Sri Ram

                   Introduction to Letters from Arunachala

     Over the past quarter century, there has been an increased interest in

Bhagavan Sri Ramana Maharshi, his life and teachings as well as an explosion of

Indian pilgrims particularly around the full moon, who come to be blessed by the

sacred hill Arunachala. Bhagavan was drawn to this sacred hill as a boy and left

his childhood home at Madurai in 1896 to be at Tiruvannamalai where

Arunachala is situated. He stayed at various places near and on Arunachala

before he eventually settled down at the foot of the hill where the present-day

ashram grew around him, and he remained there steadfastly for the rest of his

mortal life. He left his physical body in 1950. When he was still a young man he

would often walk around the hill and he also composed songs in its praise.

Arunachala was his guru.

     The following is a personal account of one with Western heritage

possessing an Eastern yearning heart, who came to Arunachala-Ramana

decades ago along with a steadily increasing trickle of other Westerners who felt

the call of Sri Ramana and the sacred hill.

     The journey is also our journey, for we all travel along a well-defined

path in our efforts to understand who we are and, in this instance, be absorbed

in that embodiment of Grace and Love, Arunachala-Ramana.

     My spiritual journey and the development of an understanding came

slowly over decades and now is shared with you. At times it was painful but I

would not have wanted it any other way for looking back I see how much was

learnt amid tribulation. This journey has not ended and I am still on the way. As

a devotee of Sri Ramana Maharshi, I have learned, as much as my capacity

allows, to trust that higher power which guides all of us if we but recognize and

surrender to it. I was incredibly lucky to come under the auspices of Sri

Ramana Maharishi. I could not wish for more for anyone.

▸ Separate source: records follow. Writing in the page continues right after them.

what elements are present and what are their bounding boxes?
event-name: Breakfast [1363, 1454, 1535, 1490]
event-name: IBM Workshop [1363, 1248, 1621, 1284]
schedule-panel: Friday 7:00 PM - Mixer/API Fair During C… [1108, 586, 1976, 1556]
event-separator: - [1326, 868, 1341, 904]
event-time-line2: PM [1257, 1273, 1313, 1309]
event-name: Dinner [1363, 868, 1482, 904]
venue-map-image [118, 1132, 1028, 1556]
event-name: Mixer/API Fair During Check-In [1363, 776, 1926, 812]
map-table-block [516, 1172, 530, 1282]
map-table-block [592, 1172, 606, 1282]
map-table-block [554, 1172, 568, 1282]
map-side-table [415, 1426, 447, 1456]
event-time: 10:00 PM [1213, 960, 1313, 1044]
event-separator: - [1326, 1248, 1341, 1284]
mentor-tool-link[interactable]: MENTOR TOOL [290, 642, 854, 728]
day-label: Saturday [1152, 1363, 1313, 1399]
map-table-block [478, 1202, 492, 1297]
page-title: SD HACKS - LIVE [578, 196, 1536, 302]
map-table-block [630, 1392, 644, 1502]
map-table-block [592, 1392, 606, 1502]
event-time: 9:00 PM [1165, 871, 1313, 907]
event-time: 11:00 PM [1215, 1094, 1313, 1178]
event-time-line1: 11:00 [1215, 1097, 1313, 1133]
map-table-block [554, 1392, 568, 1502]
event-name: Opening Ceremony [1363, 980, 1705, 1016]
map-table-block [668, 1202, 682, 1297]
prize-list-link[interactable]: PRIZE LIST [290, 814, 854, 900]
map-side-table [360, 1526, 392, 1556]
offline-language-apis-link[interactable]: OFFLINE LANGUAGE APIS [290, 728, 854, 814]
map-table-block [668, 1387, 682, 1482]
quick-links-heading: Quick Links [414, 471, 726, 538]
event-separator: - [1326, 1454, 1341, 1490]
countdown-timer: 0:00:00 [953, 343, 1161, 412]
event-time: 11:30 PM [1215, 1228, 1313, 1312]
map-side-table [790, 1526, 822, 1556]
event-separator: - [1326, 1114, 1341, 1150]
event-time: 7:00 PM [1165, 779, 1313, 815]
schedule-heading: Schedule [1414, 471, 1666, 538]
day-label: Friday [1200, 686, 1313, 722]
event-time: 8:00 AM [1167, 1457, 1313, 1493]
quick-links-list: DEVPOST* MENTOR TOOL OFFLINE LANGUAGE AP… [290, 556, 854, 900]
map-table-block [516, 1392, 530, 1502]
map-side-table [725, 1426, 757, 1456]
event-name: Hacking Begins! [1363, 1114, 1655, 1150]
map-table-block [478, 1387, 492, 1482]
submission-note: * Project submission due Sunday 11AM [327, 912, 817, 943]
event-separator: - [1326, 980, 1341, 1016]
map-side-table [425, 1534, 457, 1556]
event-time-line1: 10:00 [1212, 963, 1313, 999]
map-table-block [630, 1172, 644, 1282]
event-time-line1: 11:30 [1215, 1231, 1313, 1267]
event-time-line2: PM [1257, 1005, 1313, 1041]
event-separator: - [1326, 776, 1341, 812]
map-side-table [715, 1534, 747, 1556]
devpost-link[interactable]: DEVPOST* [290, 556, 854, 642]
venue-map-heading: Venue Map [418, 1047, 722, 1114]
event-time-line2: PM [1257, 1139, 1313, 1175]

     As a young person, I read Somerset Maughan’s The Razor’s Edge. It

made a powerful impact on me and though it did not provide answers it showed

me that I was not alone in hungering for a greater understanding. This was a

great comfort for a lonely person. We all in our own ways are alone with our

thoughts and feelings which quite often are incommunicable and to know that

there are paths to self-understanding and peace and happiness, paths that

others are also seeking, is the ‘good news’.

     For those who have studied the spiritual paths of various religious

traditions, several important universal truths exist. Among these are: a human

birth is rare and that we should use it to the best of our ability. Another truth is

that there is a way out of suffering and there are infallible methods by which a

person can be released from the wheel of samsara.

     The intention of the following series of short articles is to assist readers

on their own spiritual journey. Each of us is unique and each has their own path

to travel. If we are true to ourselves, we are following our svadharma.

According to Hinduism, svadharma is our distinctive destiny that is moulded by

our past actions in a former life, what we expect to fulfil in this life and how

what we do today will affect our future. Chapter three, verse 35 of the

Bhagavad Gita states: “It is better to perform one’s own prescribed duties

imperfectly rather than to perform another’s duties perfectly. It is better to die

while performing one’s own duties, for executing the duties of another is

fraught with uncertainty.”

     Often, we do not know what is our svadharma and many of us spend our

lives enquiring as to what is our purpose in life. Another way to put the question

is to ask what is the meaning of my life? Anyone who knows their purpose in

life in general or more especially in a certain circumstance can endure and find

meaning in almost any difficulty. An easy example is a mother who sees her

child in physical danger. She will immediately without thinking do whatever it

takes to save the child. This is svadharma. What is it in our own lives that

motivates us to protect and nurture all that is best in us? What are the demands

on us to which we seek answers that may be hard and unpalatable? It is our

svadharma driving us.

     If we are fortunate, we come across a tradition or a teacher who can

correctly guide us. For those who seek guidance in the living teachings of

Bhagavan Sri Ramana Maharshi, we could not ask for more.